TRANSITION PROCESS FROM INDEPENDENT MEDIA TO REGIME MEDIA IN TURKEY
Recently, the legal regulations and the established institutional structures in Turkey are used to abolish fundamental rights instead of protecting and improving these ights. In this context, legal texts such as the Turkish Penal Code, the Anti-Terror Law and the Censorship Law, as well as institutions such as the Radio and Television Supreme Council (RTÜK), the Information Technologies and Communications Authority (BTK), and the Telecommunications Communication Presidency (TİB) have become the main obstacles to the freedom of the press. In addition, they are used as a means of combating independent media.
Government officials and public institutions consider journalism that does not support the government as a crime. The government does not give opposition journalism the right to life in order to take away the public’s right to get informed and manipulate the society as it wishes. The media, which is the most important institution of contemporary democracy and the source of the nation’s right to receive information, is being silenced currently.

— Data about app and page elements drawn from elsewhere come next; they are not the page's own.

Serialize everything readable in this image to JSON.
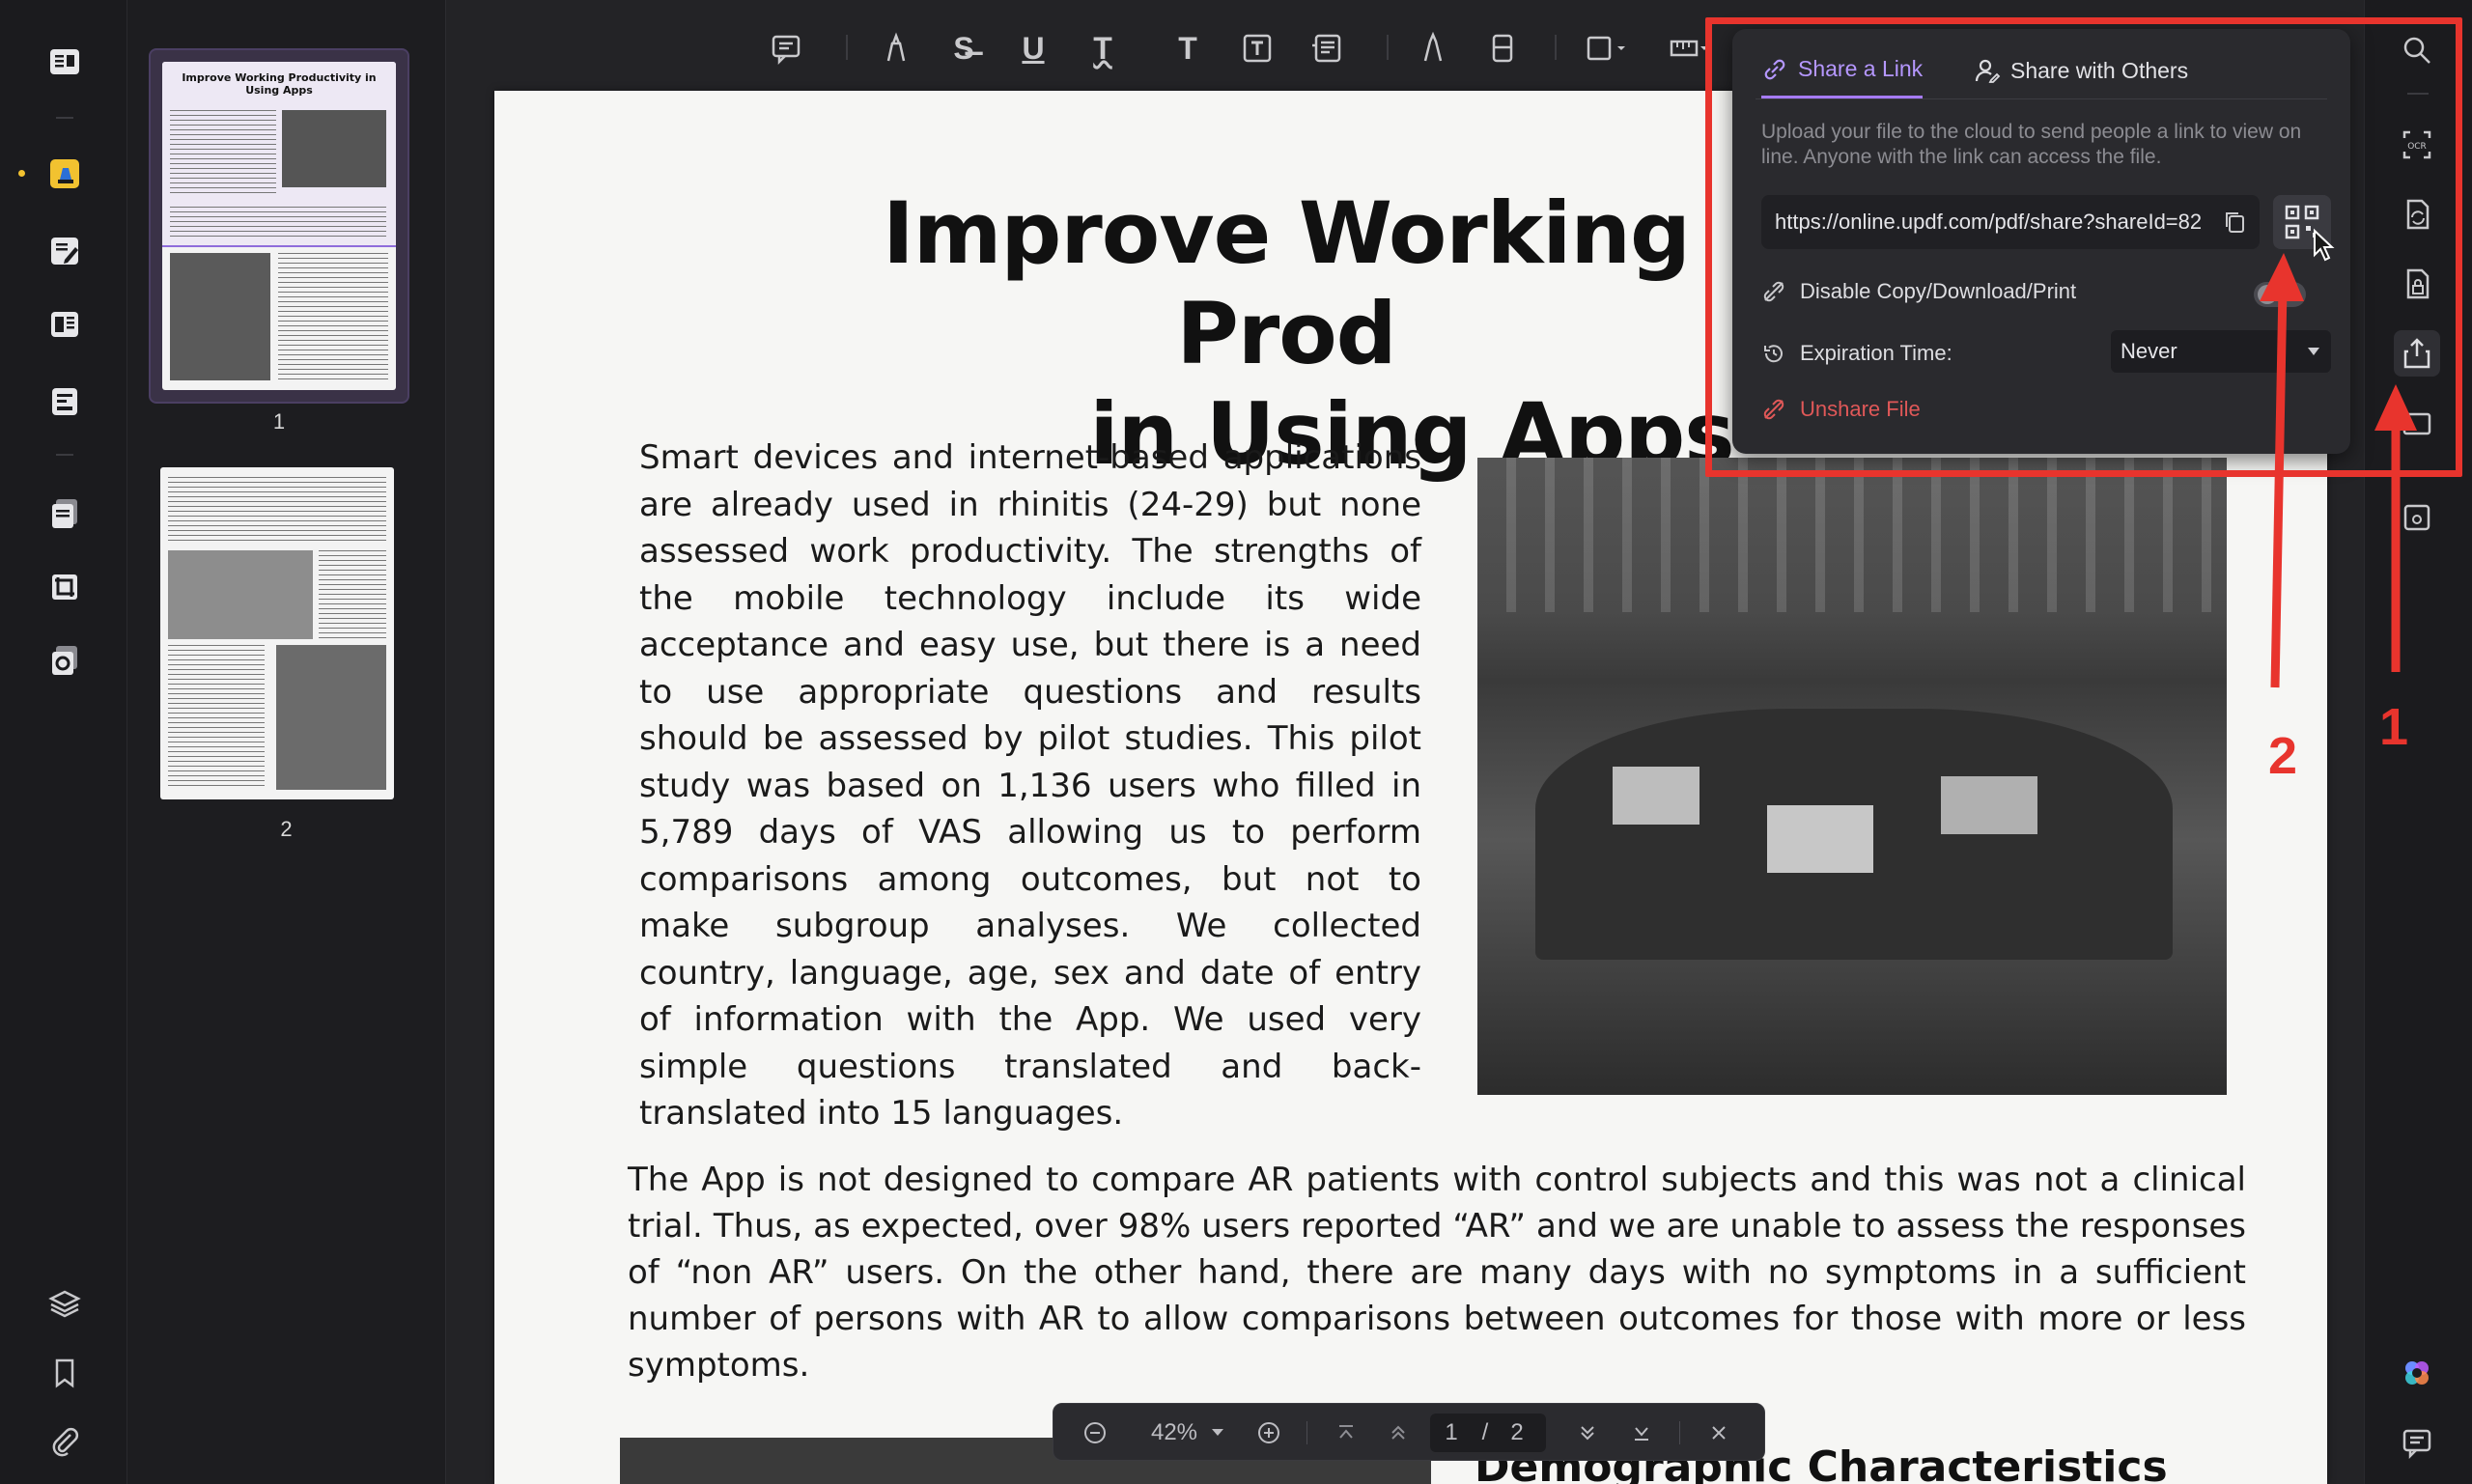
{
  "toolbar": {
    "tools": [
      "comment",
      "highlight",
      "strikethrough",
      "underline",
      "squiggly",
      "text",
      "textbox",
      "text-callout",
      "pencil",
      "eraser",
      "shape",
      "measure"
    ]
  },
  "thumbnails": [
    {
      "label": "1",
      "title": "Improve Working Productivity in Using Apps"
    },
    {
      "label": "2"
    }
  ],
  "document": {
    "title_line1": "Improve Working Prod",
    "title_line2": "in Using Apps",
    "paragraph1": "Smart devices and internet-based applications are already used in rhinitis (24-29) but none assessed work productivity. The strengths of the mobile technology include its wide acceptance and easy use, but there is a need to use appropriate questions and results should be assessed by pilot studies. This pilot study was based on 1,136 users who filled in 5,789 days of VAS allowing us to perform comparisons among outcomes, but not to make subgroup analyses. We collected country, language, age, sex and date of entry of information with the App. We used very simple questions translated and back-translated into 15 languages.",
    "paragraph2": "The App is not designed to compare AR patients with control subjects and this was not a clinical trial. Thus, as expected, over 98% users reported “AR” and we are unable to assess the responses of “non AR” users. On the other hand, there are many days with no symptoms in a sufficient number of persons with AR to allow comparisons between outcomes for those with more or less symptoms.",
    "subheading": "Demographic Characteristics"
  },
  "zoom_bar": {
    "zoom": "42%",
    "current_page": "1",
    "separator": "/",
    "total_pages": "2"
  },
  "share_popover": {
    "tab_link": "Share a Link",
    "tab_others": "Share with Others",
    "description": "Upload your file to the cloud to send people a link to view on line. Anyone with the link can access the file.",
    "link_url": "https://online.updf.com/pdf/share?shareId=82",
    "disable_label": "Disable Copy/Download/Print",
    "disable_enabled": false,
    "expiration_label": "Expiration Time:",
    "expiration_value": "Never",
    "unshare_label": "Unshare File"
  },
  "annotations": {
    "step1": "1",
    "step2": "2",
    "color": "#e8342d"
  }
}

While Turkey is going to the upcoming general elections , independent media are prevented from doing their job . Thus, it is attempted to create an inflated media with the news imposed by the current power. Since the government knows that one of the biggest obstacles in front of winning the general election is the media, it passed the Censorship LAW in order to silence the media and the opposition voices. In addition, the government is subjecting the media and dissidents to unlawful investigations in a way that terrorizes the law. According to the latest data from the Journalists’ Union of Turkey, 44 journalists and members of the press are currently in prison. Most recently, 9 press members from JINNEWS and Mesopotamia Agency have been added to this number.
Censorship Law No. 7418 was noted by the Venice Commission of the Council of Europe as being unclear in content and infringing on the freedom of the press and expression. With the 29th article of the Censorship Law No. 7418, the crime of “Disseminating Misleading Information Publicly” was added to the Turkish Penal Code with article 217/A. With this regulation whose content was ambiguous and open to different interpretations according to the conjuncture of the period, all segments of society, especially journalists have been put under the threat of imprisonment from one to three years for what they wrote and drew.
Thanks to the Center for Combating Disinformation, which the government implemented with the Censorship Law, it is aimed to prevent the publication of a single dissenting voice and news in written, visual and social media. Thus, a system that aims to create regime media after the regime judgment has been created. As a result, democracy in Turkey, where fundamental rights are restricted more and more every day, is approaching to the point of extinction.